Le périmètre élargi révèle une fragilité majeure
Si l’on intègre le sous‑emploi lié à la durée du travail et la main‑d’œuvre potentielle, le taux composite de sous‑utilisation atteint 18,9 %. Autrement dit, près d’une personne sur cinq qui pourrait participer à l’activité économique est soit sans emploi, soit insuffisamment employée, soit maintenue à la périphérie du marché du travail. Cette lecture élargie modère l’enthousiasme jeté par la seule baisse du chômage officiel.
Les jeunes et les femmes restent les grandes oubliées
Le fossé est particulièrement marqué chez les jeunes : malgré une baisse du chômage chez les 15‑24 ans, plus d’un jeune actif sur quatre demeure sans emploi et le taux composite de sous‑utilisation des 15‑24 ans atteint 41,7 %. La difficulté d’entrée dans la vie professionnelle persiste, rendant les promesses de relance économiques moins efficaces pour la génération montante.
La situation des femmes dévoile une faiblesse structurelle : leur taux de participation plafonne à 18,1 %, contre 66,5 % pour les hommes. L’écart est tel qu’une accélération durable de l’économie paraît compromise si une part importante du capital humain reste à l’écart du marché du travail.

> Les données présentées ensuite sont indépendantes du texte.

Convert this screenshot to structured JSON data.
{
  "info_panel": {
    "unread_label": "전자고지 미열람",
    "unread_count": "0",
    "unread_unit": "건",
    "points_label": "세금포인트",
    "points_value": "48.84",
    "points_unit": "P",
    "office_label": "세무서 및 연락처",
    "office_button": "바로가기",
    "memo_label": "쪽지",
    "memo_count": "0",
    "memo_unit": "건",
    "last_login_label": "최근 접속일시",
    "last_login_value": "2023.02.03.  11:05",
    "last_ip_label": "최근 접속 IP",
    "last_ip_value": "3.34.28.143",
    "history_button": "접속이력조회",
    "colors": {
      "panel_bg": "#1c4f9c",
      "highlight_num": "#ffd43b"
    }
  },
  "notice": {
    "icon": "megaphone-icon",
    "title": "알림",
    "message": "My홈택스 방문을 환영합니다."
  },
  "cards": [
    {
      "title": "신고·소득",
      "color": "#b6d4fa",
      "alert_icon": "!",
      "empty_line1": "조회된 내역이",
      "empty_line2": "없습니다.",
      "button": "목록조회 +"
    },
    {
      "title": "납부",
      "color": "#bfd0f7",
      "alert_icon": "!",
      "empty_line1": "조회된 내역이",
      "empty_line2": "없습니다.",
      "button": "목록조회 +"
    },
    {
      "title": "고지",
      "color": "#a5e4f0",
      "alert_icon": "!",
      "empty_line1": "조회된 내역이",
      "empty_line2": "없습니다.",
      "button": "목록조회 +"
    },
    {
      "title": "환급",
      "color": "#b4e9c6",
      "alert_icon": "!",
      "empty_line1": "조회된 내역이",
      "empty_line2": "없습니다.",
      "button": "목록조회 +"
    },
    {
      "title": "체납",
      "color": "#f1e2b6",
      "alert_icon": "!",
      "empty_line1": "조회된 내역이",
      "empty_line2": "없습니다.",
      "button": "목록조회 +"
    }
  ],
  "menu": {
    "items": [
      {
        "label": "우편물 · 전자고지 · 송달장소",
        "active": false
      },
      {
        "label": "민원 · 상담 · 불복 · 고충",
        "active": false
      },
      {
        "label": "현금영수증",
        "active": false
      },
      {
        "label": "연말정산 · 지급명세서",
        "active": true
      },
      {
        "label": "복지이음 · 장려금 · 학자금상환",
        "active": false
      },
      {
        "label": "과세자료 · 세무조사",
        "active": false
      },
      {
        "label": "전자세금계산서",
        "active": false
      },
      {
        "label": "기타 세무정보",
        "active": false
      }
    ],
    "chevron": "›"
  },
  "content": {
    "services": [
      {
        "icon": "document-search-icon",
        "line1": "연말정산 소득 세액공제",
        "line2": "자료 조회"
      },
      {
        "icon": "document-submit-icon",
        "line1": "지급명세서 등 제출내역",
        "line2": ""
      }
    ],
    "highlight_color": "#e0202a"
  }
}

Diplômes, adéquation et comparabilité des séries
Les résultats interrogent également l’adéquation entre formations et besoins des entreprises : le diplôme facilite la participation et l’accès à l’emploi, mais il n’offre pas une immunité contre le chômage. Par ailleurs, la nouvelle enquête du HCP modifie les concepts et le périmètre de l’emploi, rendant les séries 2026 non directement comparables avec les années antérieures. Cette révision méthodologique impose la prudence face aux interprétations hâtives.
Conséquences pour les salariés, les demandeurs d’emploi et les employeurs
- Pour les salariés : la reprise n’implique pas automatiquement une hausse de la qualité des emplois ni de la durée de travail.

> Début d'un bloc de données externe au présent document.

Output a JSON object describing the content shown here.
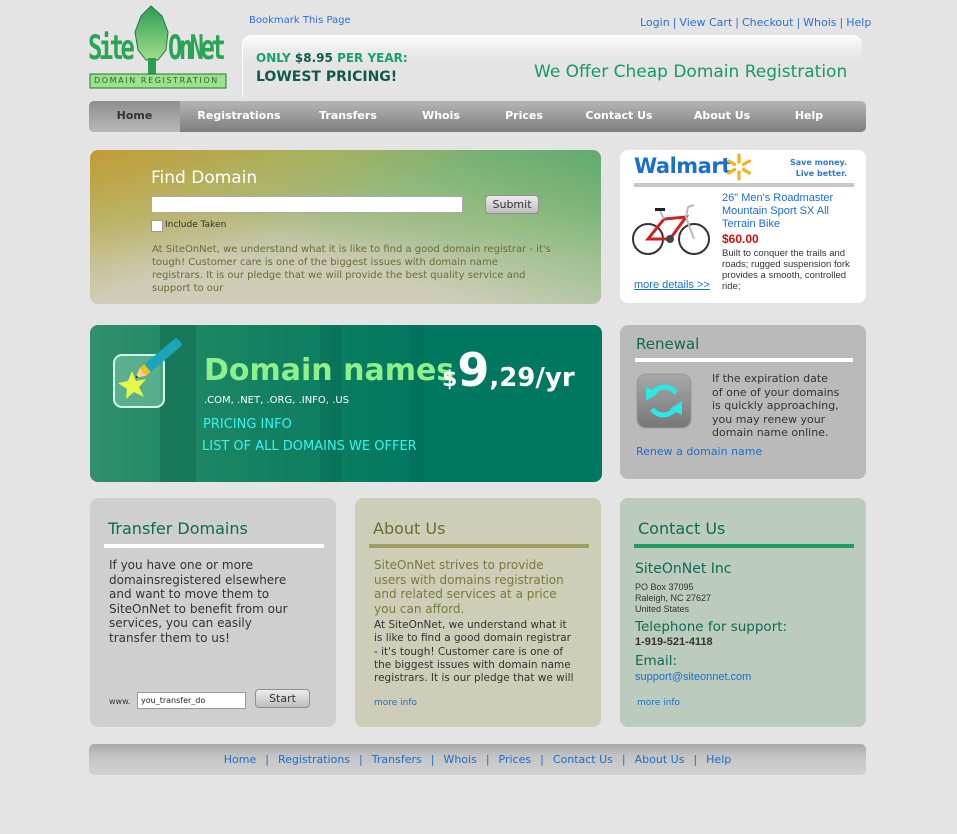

- Pour les jeunes et demandeurs d’emploi : l’accès durable à un emploi stable reste incertain malgré la baisse du chômage officiel.
- Pour les employeurs : la pénurie apparente de main‑d’œuvre qualifiée peut coexister avec un chômage élevé des diplômés — signal d’un problème d’adéquation formation‑emploi.
| Indicateur | Valeur |
|---|---|
| Taux de chômage officiel | 9,5 % |
| Progression de l’emploi (T1→T2 2026) | +279 000 |
| Baisse des chômeurs au sens strict | -132 000 |
| Taux composite de sous‑utilisation | 18,9 % |
| Sous‑utilisation des 15‑24 ans | 41,7 % |
| Taux de participation des femmes | 18,1 % |
| Taux de participation des hommes | 66,5 % |
La bonne nouvelle du trimestre doit donc être lue en creux : la création nette d’emplois existe, mais les gains sont inégalement répartis et la partie immergée de l’emploi — temps partiel subi, inactivité disponible, découragement — reste importante. Pour transformer cette amélioration en progrès durable, les politiques publiques devront viser à la fois la qualité des emplois, l’intégration des jeunes et l’augmentation de la participation féminine, tout en adaptant l’offre de formation aux besoins effectifs des entreprises.